Benefiting from the Outdoor Environment: How to design (health)care facilities’ in- and outdoor spaces to contribute to end-users’ physical and mental health and well-being

Promotor: Margo Annemans

Co-promotor: Els De Vos

Interacting with the outdoor environment has a positive impact on people’s physical and mental health and well-being. Nevertheless, (health)care facilities are usually not designed for patients, residents, visitors, and staff to fully benefit from the opportunity to experience and use the outdoor environment. Physical, mental, and organizational obstacles impact on their interaction with the outdoor environment. These obstacles often relate to the design of in- and outdoor interior spaces, with the term “interior” referring to “with building qualities related to human dimensions and conditions.” Those involved in designing interior spaces thus hold a major responsibility in creating them in such a way that they benefit patients’, residents’, visitors’ and staff’s health and well-being.
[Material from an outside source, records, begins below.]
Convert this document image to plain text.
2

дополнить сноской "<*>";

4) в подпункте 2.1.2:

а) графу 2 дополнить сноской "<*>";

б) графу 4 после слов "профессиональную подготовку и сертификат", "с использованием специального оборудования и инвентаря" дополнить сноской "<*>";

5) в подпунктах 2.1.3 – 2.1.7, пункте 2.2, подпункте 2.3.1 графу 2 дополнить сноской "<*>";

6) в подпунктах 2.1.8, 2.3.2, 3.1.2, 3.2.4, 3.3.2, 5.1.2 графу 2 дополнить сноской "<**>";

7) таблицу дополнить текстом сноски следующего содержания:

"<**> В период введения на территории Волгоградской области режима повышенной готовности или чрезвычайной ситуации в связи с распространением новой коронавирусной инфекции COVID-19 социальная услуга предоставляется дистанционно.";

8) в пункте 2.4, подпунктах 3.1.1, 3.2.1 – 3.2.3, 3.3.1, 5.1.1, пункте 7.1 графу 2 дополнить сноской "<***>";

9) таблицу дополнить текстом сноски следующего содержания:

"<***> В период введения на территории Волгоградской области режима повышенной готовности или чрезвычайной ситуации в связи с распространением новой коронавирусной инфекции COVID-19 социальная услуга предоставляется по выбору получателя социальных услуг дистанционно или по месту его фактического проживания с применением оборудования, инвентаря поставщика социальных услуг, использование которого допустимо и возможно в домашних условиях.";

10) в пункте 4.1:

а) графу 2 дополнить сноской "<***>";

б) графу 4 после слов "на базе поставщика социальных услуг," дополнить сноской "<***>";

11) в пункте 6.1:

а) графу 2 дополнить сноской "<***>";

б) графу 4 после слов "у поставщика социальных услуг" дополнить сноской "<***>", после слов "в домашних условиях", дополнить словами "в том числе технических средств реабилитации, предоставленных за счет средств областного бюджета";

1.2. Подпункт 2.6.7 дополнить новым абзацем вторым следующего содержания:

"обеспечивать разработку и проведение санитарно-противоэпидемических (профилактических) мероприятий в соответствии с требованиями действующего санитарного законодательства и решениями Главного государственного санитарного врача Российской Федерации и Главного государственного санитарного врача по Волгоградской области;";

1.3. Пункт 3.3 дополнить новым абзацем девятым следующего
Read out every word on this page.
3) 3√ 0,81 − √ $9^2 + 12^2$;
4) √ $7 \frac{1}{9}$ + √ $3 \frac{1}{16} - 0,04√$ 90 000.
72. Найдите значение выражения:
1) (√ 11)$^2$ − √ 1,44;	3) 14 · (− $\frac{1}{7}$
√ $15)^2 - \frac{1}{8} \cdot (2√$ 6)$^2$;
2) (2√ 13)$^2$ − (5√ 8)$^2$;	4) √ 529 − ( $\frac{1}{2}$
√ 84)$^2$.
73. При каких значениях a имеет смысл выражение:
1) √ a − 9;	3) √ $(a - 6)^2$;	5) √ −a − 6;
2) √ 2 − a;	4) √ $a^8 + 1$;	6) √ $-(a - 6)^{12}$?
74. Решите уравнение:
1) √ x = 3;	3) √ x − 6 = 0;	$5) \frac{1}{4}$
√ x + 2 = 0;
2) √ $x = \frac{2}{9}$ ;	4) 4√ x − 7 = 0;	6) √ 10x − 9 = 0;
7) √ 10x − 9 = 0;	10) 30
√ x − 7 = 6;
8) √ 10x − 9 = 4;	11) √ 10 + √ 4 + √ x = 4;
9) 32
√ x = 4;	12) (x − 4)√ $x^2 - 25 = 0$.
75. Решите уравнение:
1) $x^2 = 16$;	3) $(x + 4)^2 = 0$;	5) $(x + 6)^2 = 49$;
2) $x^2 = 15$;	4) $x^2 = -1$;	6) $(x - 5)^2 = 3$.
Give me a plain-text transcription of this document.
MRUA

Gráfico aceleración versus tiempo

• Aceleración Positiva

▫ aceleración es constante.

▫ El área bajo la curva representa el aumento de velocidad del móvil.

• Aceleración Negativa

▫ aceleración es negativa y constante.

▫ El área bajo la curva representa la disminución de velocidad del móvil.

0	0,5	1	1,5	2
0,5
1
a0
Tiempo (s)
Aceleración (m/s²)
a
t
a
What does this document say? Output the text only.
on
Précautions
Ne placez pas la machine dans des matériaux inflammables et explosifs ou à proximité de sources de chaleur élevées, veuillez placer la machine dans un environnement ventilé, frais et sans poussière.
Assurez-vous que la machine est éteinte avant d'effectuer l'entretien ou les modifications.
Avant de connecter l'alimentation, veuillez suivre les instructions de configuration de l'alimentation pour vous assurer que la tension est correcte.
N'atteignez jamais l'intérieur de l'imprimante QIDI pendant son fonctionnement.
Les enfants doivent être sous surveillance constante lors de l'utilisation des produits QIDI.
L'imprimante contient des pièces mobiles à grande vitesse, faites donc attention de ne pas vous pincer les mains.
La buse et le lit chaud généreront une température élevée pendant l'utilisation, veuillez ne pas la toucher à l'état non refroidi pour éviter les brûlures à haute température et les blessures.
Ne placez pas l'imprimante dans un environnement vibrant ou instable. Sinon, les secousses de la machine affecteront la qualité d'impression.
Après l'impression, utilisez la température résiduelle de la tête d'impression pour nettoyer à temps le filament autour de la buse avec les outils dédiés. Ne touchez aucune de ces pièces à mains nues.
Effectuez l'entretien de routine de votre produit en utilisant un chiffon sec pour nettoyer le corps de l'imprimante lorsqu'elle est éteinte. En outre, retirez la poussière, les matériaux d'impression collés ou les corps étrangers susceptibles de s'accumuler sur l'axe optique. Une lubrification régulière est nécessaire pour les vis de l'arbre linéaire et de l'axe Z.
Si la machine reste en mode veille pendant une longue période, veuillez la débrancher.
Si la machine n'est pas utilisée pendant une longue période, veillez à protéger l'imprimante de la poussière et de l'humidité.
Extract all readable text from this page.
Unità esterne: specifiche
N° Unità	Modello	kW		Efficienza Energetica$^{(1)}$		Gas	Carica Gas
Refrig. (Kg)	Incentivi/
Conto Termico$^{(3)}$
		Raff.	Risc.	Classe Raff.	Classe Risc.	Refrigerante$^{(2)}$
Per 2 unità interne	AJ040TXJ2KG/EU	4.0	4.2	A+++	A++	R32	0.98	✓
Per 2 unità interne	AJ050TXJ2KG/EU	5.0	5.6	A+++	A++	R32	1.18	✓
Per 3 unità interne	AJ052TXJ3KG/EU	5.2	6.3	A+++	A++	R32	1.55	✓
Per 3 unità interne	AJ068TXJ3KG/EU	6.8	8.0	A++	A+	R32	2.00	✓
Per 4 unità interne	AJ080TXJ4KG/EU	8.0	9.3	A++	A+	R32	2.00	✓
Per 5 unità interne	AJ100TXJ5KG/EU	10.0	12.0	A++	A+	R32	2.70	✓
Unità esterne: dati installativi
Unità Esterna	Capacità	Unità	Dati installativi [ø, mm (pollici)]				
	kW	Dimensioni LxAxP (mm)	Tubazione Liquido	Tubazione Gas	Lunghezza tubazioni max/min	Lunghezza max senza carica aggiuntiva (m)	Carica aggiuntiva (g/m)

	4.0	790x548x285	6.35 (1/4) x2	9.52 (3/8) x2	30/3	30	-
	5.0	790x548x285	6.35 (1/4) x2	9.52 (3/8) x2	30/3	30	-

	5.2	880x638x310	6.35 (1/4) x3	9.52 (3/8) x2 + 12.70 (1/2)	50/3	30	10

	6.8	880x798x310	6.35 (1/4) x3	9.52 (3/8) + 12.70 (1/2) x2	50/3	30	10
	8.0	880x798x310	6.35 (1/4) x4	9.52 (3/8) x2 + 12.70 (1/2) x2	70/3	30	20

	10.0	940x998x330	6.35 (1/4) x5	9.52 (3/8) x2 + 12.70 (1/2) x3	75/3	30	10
A combination of design concepts that highlight the role of interior spaces in supporting patients’, residents’, visitors’, and staff’s interaction with the outdoor environment, and strategies on how to implement these concepts in designing healthcare facilities are needed. Therefore, this project aims to investigate how to design (health)care facilities’ in- and outdoor interior spaces to allow patients, residents, visitors, and staff to optimally benefit from the outdoor environment, and as such to contribute to their physical and mental health and well-being.